Palestine GAA
- Irish:: An Phalaistín
- Founded:: 2024; 2 years ago
- County colours:: Red; White; Green;
- Website:: gaapalestine.com

Clubs
- Total:: 1

= GAA Palestine =

Sports organisation

GAA Palestine is the organisation responsible for the promotion and playing of the Gaelic games in Palestine. As of February 2025, the only club in the region was the Moataz Sarsour GAA Club in Ramallah.

== History ==
In January 2024, Irishman Stephen Redmond travelled to the West Bank and launched a campaign to raise funds for and set up GAA Palestine, in order to bring the Gaelic games (particularly Gaelic football and hurling) to young people in the Ramallah area. £1,960 was raised to purchase equipment. Several other groups, such as Irish Sports for Palestine and Gaels against Genocide helped to connect the club with resources and people in Ireland to help set up the project.
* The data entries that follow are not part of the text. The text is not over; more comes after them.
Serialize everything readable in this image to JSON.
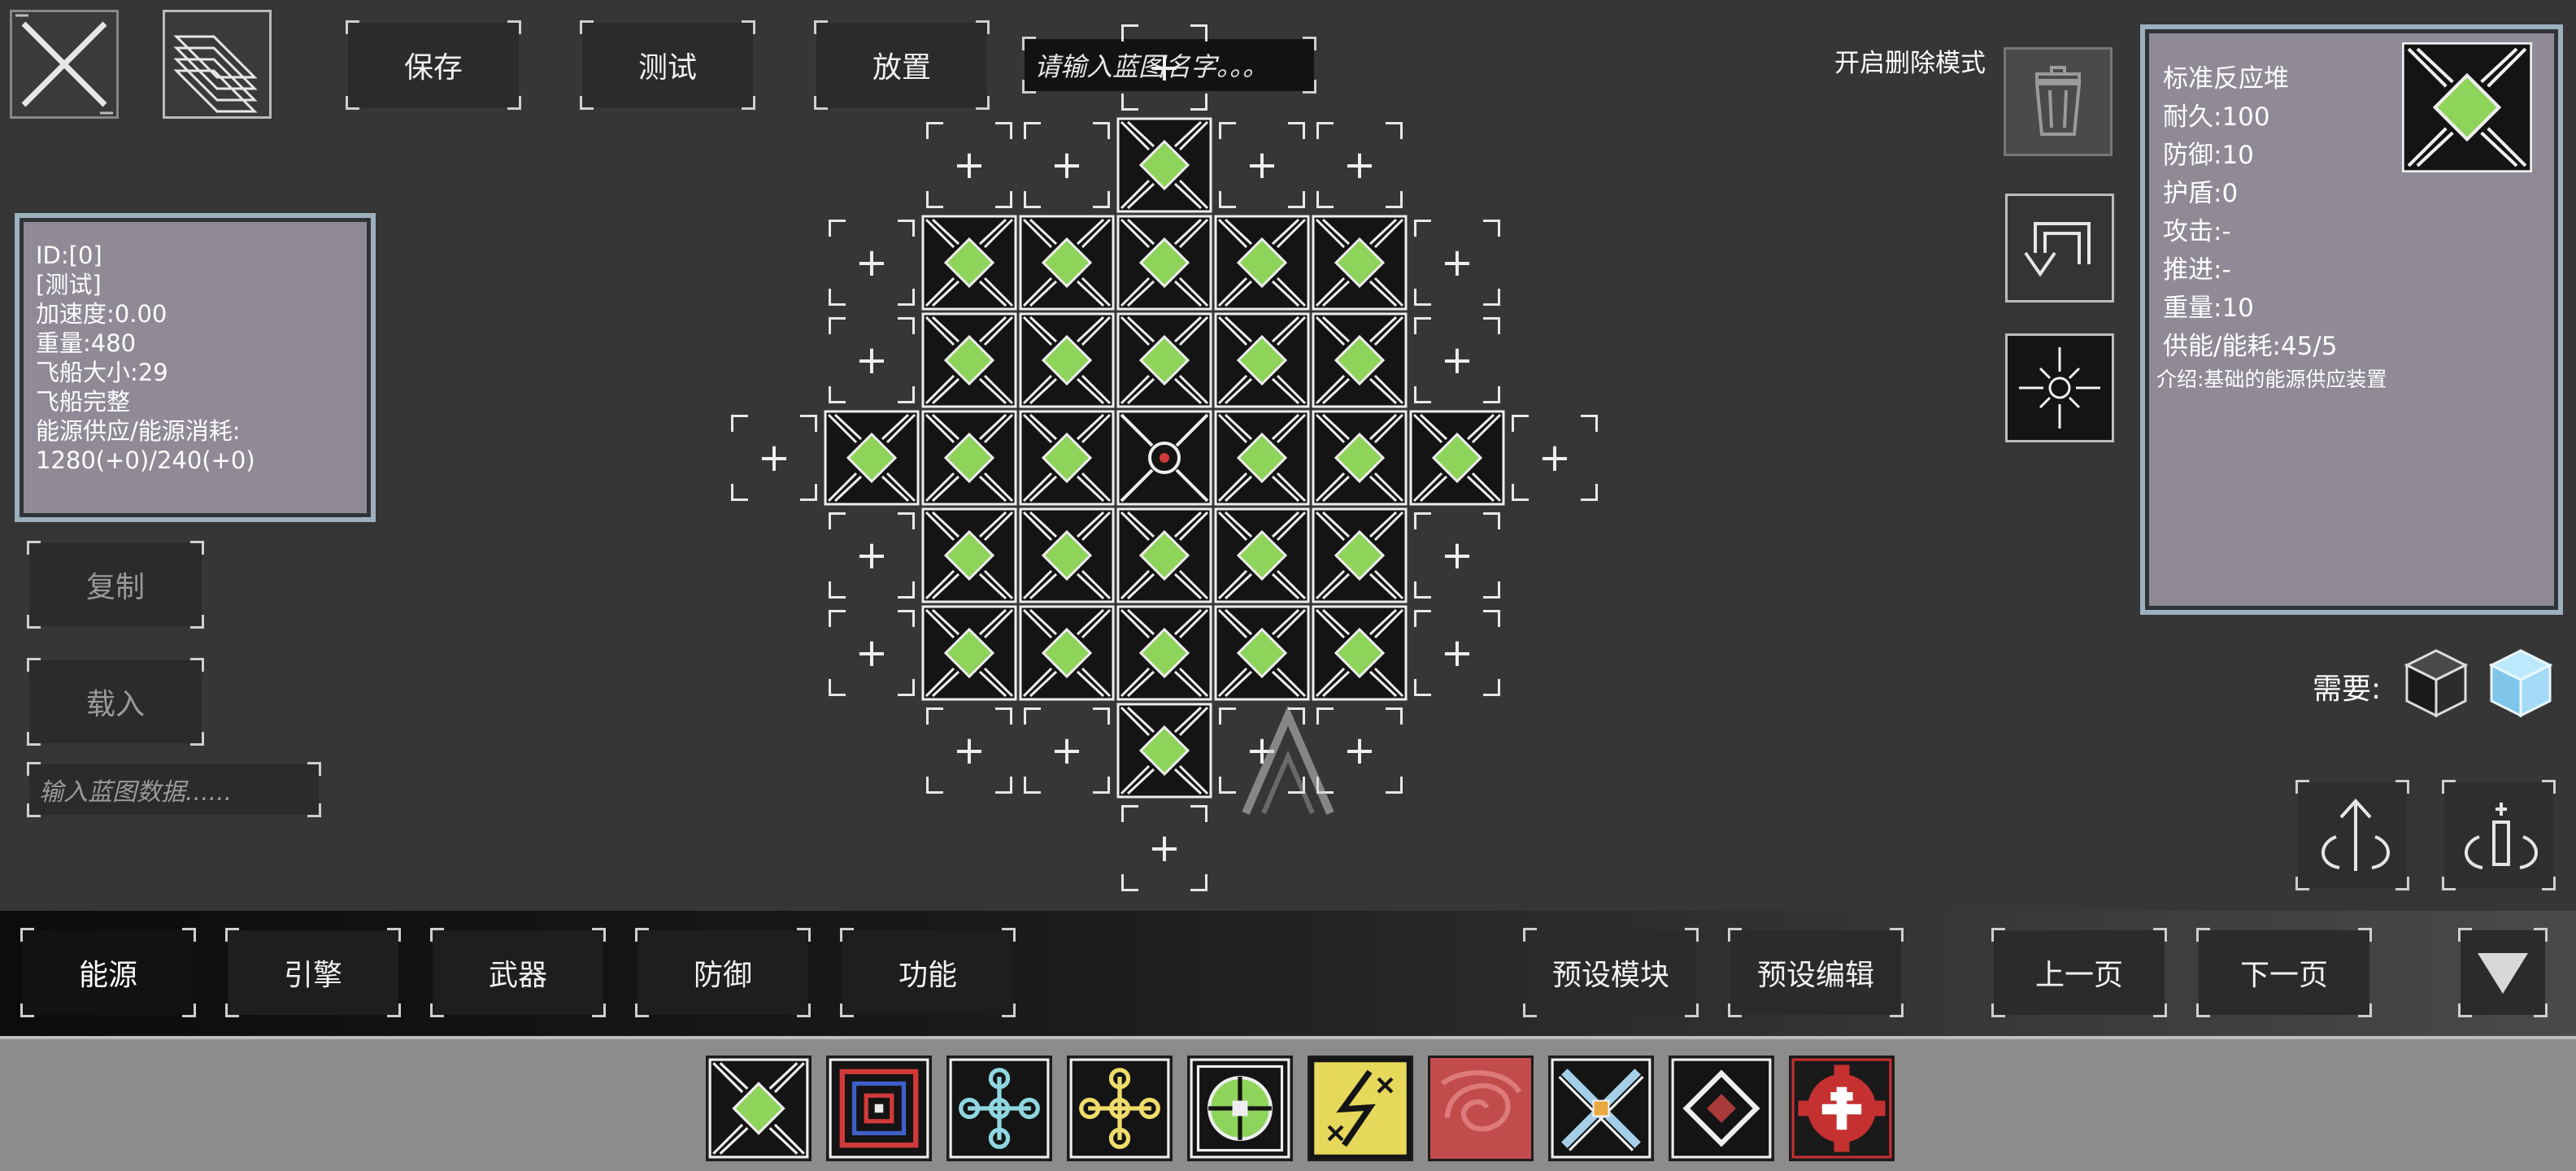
{
  "top_buttons": {
    "save": "保存",
    "test": "测试",
    "place": "放置"
  },
  "name_input": {
    "placeholder": "请输入蓝图名字。。。"
  },
  "ship_stats": {
    "lines": [
      "ID:[0]",
      "[测试]",
      "加速度:0.00",
      "重量:480",
      "飞船大小:29",
      "飞船完整",
      "能源供应/能源消耗:",
      "1280(+0)/240(+0)"
    ]
  },
  "left_buttons": {
    "copy": "复制",
    "load": "载入"
  },
  "blueprint_input": {
    "placeholder": "输入蓝图数据......"
  },
  "delete_mode_label": "开启删除模式",
  "module_info": {
    "lines": [
      "标准反应堆",
      "耐久:100",
      "防御:10",
      "护盾:0",
      "攻击:-",
      "推进:-",
      "重量:10",
      "供能/能耗:45/5"
    ],
    "description": "介绍:基础的能源供应装置"
  },
  "requires_label": "需要:",
  "categories": [
    "能源",
    "引擎",
    "武器",
    "防御",
    "功能"
  ],
  "preset_buttons": {
    "module": "预设模块",
    "edit": "预设编辑"
  },
  "paging": {
    "prev": "上一页",
    "next": "下一页"
  },
  "palette_icons": [
    "reactor-icon",
    "red-blue-frame-icon",
    "cyan-cross-icon",
    "yellow-cross-icon",
    "green-circle-grid-icon",
    "yellow-lightning-icon",
    "red-swirl-icon",
    "blue-x-icon",
    "red-diamond-icon",
    "red-skull-core-icon"
  ],
  "colors": {
    "background": "#363636",
    "panel": "#8f8a96",
    "panel_border": "#9db0be",
    "reactor_green": "#8ed35a",
    "bottom_bar": "#1a1a1a",
    "palette_bar": "#8c8c8c"
  }
}
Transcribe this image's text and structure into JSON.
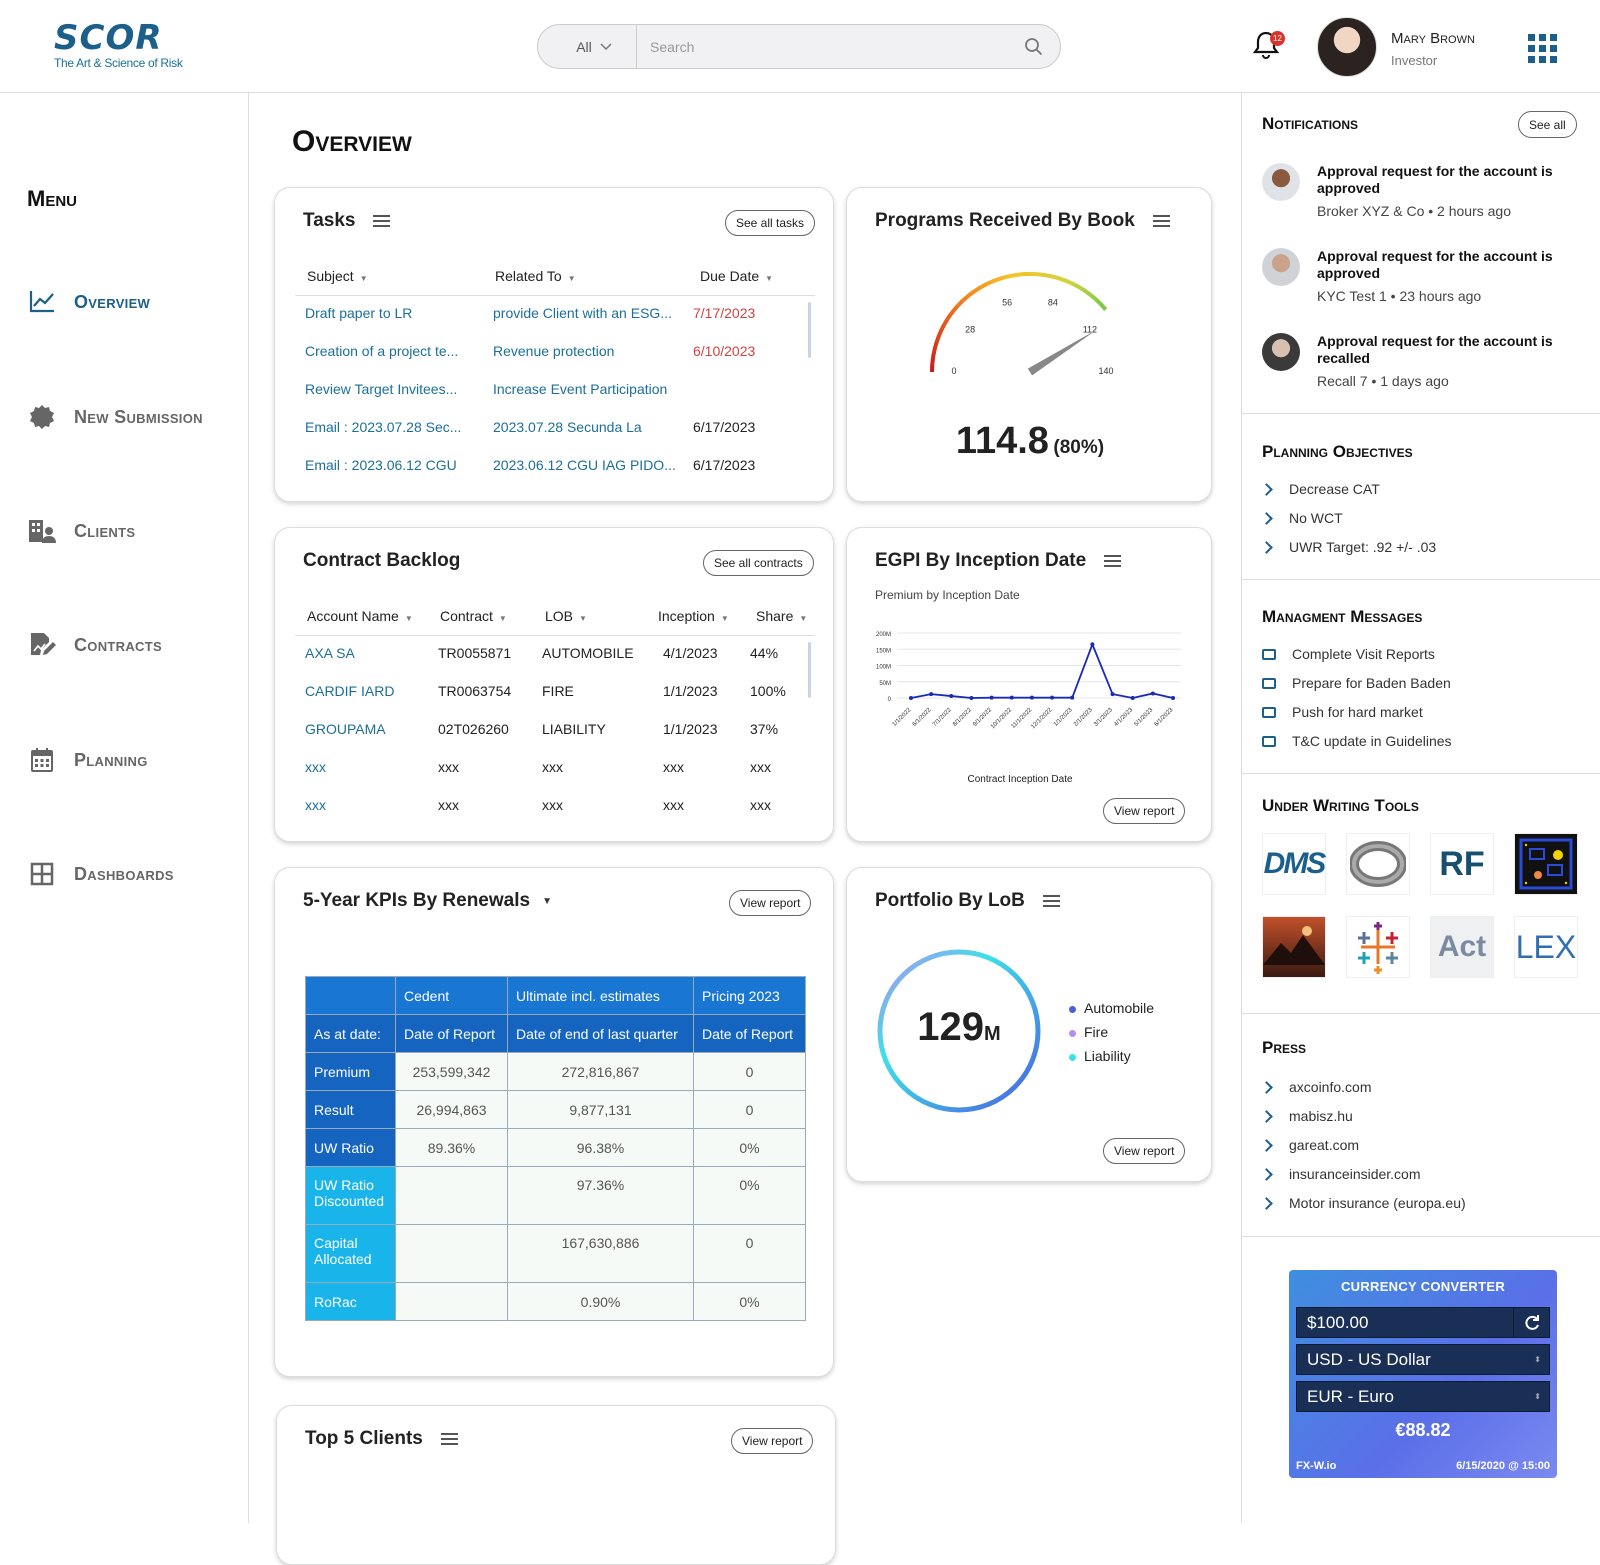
{
  "header": {
    "logo_mark": "SCOR",
    "logo_tagline": "The Art & Science of Risk",
    "search_category": "All",
    "search_placeholder": "Search",
    "notification_count": "12",
    "user_name": "Mary Brown",
    "user_role": "Investor"
  },
  "sidebar": {
    "title": "Menu",
    "items": [
      {
        "label": "Overview",
        "icon": "line-chart-icon",
        "active": true
      },
      {
        "label": "New Submission",
        "icon": "badge-icon"
      },
      {
        "label": "Clients",
        "icon": "building-icon"
      },
      {
        "label": "Contracts",
        "icon": "contract-edit-icon"
      },
      {
        "label": "Planning",
        "icon": "calendar-icon"
      },
      {
        "label": "Dashboards",
        "icon": "grid-icon"
      }
    ]
  },
  "main": {
    "title": "Overview",
    "tasks": {
      "title": "Tasks",
      "button": "See all tasks",
      "columns": [
        "Subject",
        "Related To",
        "Due Date"
      ],
      "rows": [
        {
          "subject": "Draft paper to LR",
          "related": "provide Client with an ESG...",
          "due": "7/17/2023",
          "overdue": true
        },
        {
          "subject": "Creation of a project te...",
          "related": "Revenue protection",
          "due": "6/10/2023",
          "overdue": true
        },
        {
          "subject": "Review Target Invitees...",
          "related": "Increase Event Participation",
          "due": "",
          "overdue": false
        },
        {
          "subject": "Email : 2023.07.28 Sec...",
          "related": "2023.07.28 Secunda La",
          "due": "6/17/2023",
          "overdue": false
        },
        {
          "subject": "Email : 2023.06.12 CGU",
          "related": "2023.06.12 CGU IAG PIDO...",
          "due": "6/17/2023",
          "overdue": false
        }
      ]
    },
    "programs": {
      "title": "Programs Received By Book",
      "gauge_ticks": [
        "0",
        "28",
        "56",
        "84",
        "112",
        "140"
      ],
      "gauge_value": 114.8,
      "gauge_max": 140,
      "value_text": "114.8",
      "percent_text": "(80%)"
    },
    "contracts": {
      "title": "Contract Backlog",
      "button": "See all contracts",
      "columns": [
        "Account Name",
        "Contract",
        "LOB",
        "Inception",
        "Share"
      ],
      "rows": [
        {
          "account": "AXA SA",
          "contract": "TR0055871",
          "lob": "AUTOMOBILE",
          "inception": "4/1/2023",
          "share": "44%"
        },
        {
          "account": "CARDIF IARD",
          "contract": "TR0063754",
          "lob": "FIRE",
          "inception": "1/1/2023",
          "share": "100%"
        },
        {
          "account": "GROUPAMA",
          "contract": "02T026260",
          "lob": "LIABILITY",
          "inception": "1/1/2023",
          "share": "37%"
        },
        {
          "account": "xxx",
          "contract": "xxx",
          "lob": "xxx",
          "inception": "xxx",
          "share": "xxx"
        },
        {
          "account": "xxx",
          "contract": "xxx",
          "lob": "xxx",
          "inception": "xxx",
          "share": "xxx"
        }
      ]
    },
    "egpi": {
      "title": "EGPI By Inception Date",
      "subtitle": "Premium by Inception Date",
      "button": "View report",
      "chart_data": {
        "type": "line",
        "x": [
          "1/1/2022",
          "6/1/2022",
          "7/1/2022",
          "8/1/2022",
          "9/1/2022",
          "10/1/2022",
          "11/1/2022",
          "12/1/2022",
          "1/1/2023",
          "2/1/2023",
          "3/1/2023",
          "4/1/2023",
          "5/1/2023",
          "6/1/2023"
        ],
        "values": [
          0,
          12,
          6,
          0,
          1,
          1,
          1,
          1,
          1,
          165,
          12,
          0,
          14,
          0
        ],
        "y_ticks": [
          "0",
          "50M",
          "100M",
          "150M",
          "200M"
        ],
        "ylim": [
          0,
          200
        ],
        "xlabel": "Contract Inception Date",
        "color": "#1a2ab8"
      }
    },
    "kpis": {
      "title": "5-Year KPIs By Renewals",
      "button": "View report",
      "header_top": [
        "",
        "Cedent",
        "Ultimate incl. estimates",
        "Pricing 2023"
      ],
      "header_sub": [
        "As at date:",
        "Date of Report",
        "Date of end of last quarter",
        "Date of Report"
      ],
      "rows": [
        {
          "label": "Premium",
          "c1": "253,599,342",
          "c2": "272,816,867",
          "c3": "0"
        },
        {
          "label": "Result",
          "c1": "26,994,863",
          "c2": "9,877,131",
          "c3": "0"
        },
        {
          "label": "UW Ratio",
          "c1": "89.36%",
          "c2": "96.38%",
          "c3": "0%"
        },
        {
          "label": "UW Ratio Discounted",
          "c1": "",
          "c2": "97.36%",
          "c3": "0%"
        },
        {
          "label": "Capital Allocated",
          "c1": "",
          "c2": "167,630,886",
          "c3": "0"
        },
        {
          "label": "RoRac",
          "c1": "",
          "c2": "0.90%",
          "c3": "0%"
        }
      ]
    },
    "portfolio": {
      "title": "Portfolio By LoB",
      "button": "View report",
      "total": "129",
      "unit": "M",
      "legend": [
        {
          "label": "Automobile",
          "color": "#4a5ee0"
        },
        {
          "label": "Fire",
          "color": "#b48ef0"
        },
        {
          "label": "Liability",
          "color": "#3ee0e8"
        }
      ]
    },
    "top_clients": {
      "title": "Top 5 Clients",
      "button": "View report"
    }
  },
  "right": {
    "notifications": {
      "title": "Notifications",
      "button": "See all",
      "items": [
        {
          "title": "Approval request for the account is approved",
          "meta": "Broker XYZ & Co • 2 hours ago"
        },
        {
          "title": "Approval request for the account is approved",
          "meta": "KYC Test 1 • 23 hours ago"
        },
        {
          "title": "Approval request for the account is recalled",
          "meta": "Recall 7 • 1 days ago"
        }
      ]
    },
    "planning": {
      "title": "Planning Objectives",
      "items": [
        "Decrease CAT",
        "No WCT",
        "UWR Target: .92 +/- .03"
      ]
    },
    "messages": {
      "title": "Managment Messages",
      "items": [
        "Complete Visit Reports",
        "Prepare for Baden Baden",
        "Push for hard market",
        "T&C update in Guidelines"
      ]
    },
    "tools": {
      "title": "Under Writing Tools",
      "items": [
        "DMS",
        "ring-logo",
        "RF",
        "pacman-game",
        "mountain-photo",
        "tableau-logo",
        "Act",
        "LEX"
      ]
    },
    "press": {
      "title": "Press",
      "items": [
        "axcoinfo.com",
        "mabisz.hu",
        "gareat.com",
        "insuranceinsider.com",
        "Motor insurance (europa.eu)"
      ]
    },
    "converter": {
      "title": "CURRENCY CONVERTER",
      "amount": "$100.00",
      "from": "USD - US Dollar",
      "to": "EUR - Euro",
      "result": "€88.82",
      "source": "FX-W.io",
      "timestamp": "6/15/2020 @ 15:00"
    }
  }
}
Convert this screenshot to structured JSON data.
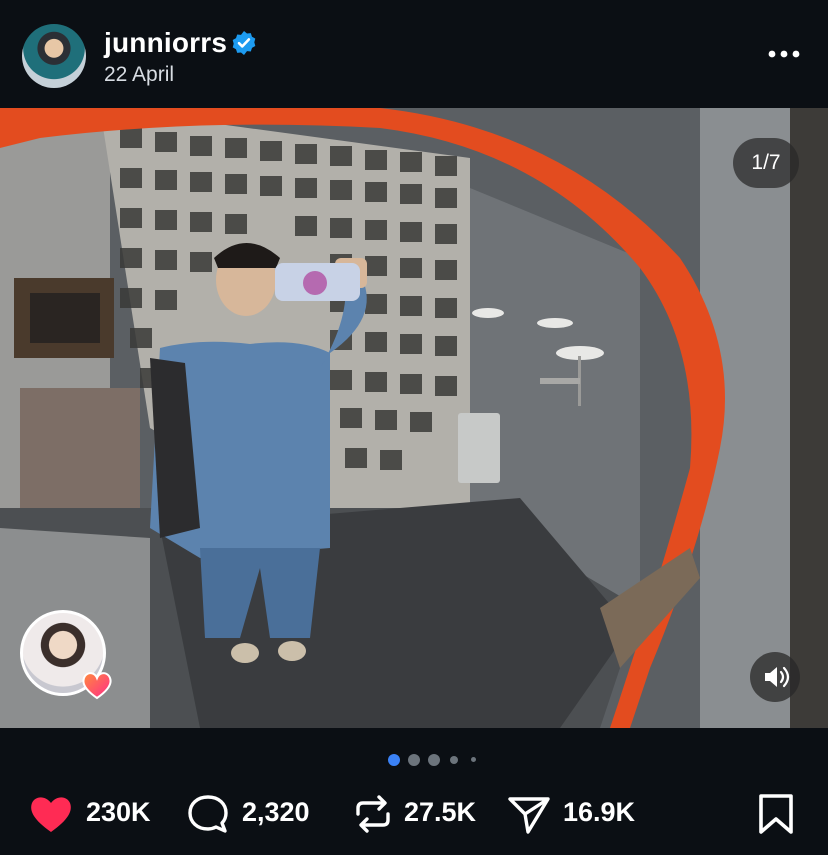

The original club, formerly Ramallah Hurling Club, was renamed to Moataz Sarsour GAA Club in honour of one of the club's volunteers, who was shot by Israeli forces and later pronounced dead in August 2024.

Later, in February 2025, the Tulkarm Governorate made a commitment to GAA Palestine to construct a Gaelic Athletic Association (GAA) pitch for the community, and sourced local manufacturers in the West Bank to produce hurleys. At that time, this was one of three planned GAA clubs within the West Bank, with others proposed for Al Khalil and Bethlehem.

While, as of May 2025, a "summer tour" of juvenile players to Ireland was proposed, by July 2025 the required visas had not been approved by the Department of Justice, Home Affairs and Migration.

In early 2026, David Hickey, a three-time All-Ireland winner with Dublin, donated the jersey he wore in Dublin's victory in the 1976 All-Ireland Senior Football Championship Final, along with his winners' medal and All-Star Award from that year, to GAA Palestine in support of the organisation's efforts to develop Gaelic football and hurling in Palestine.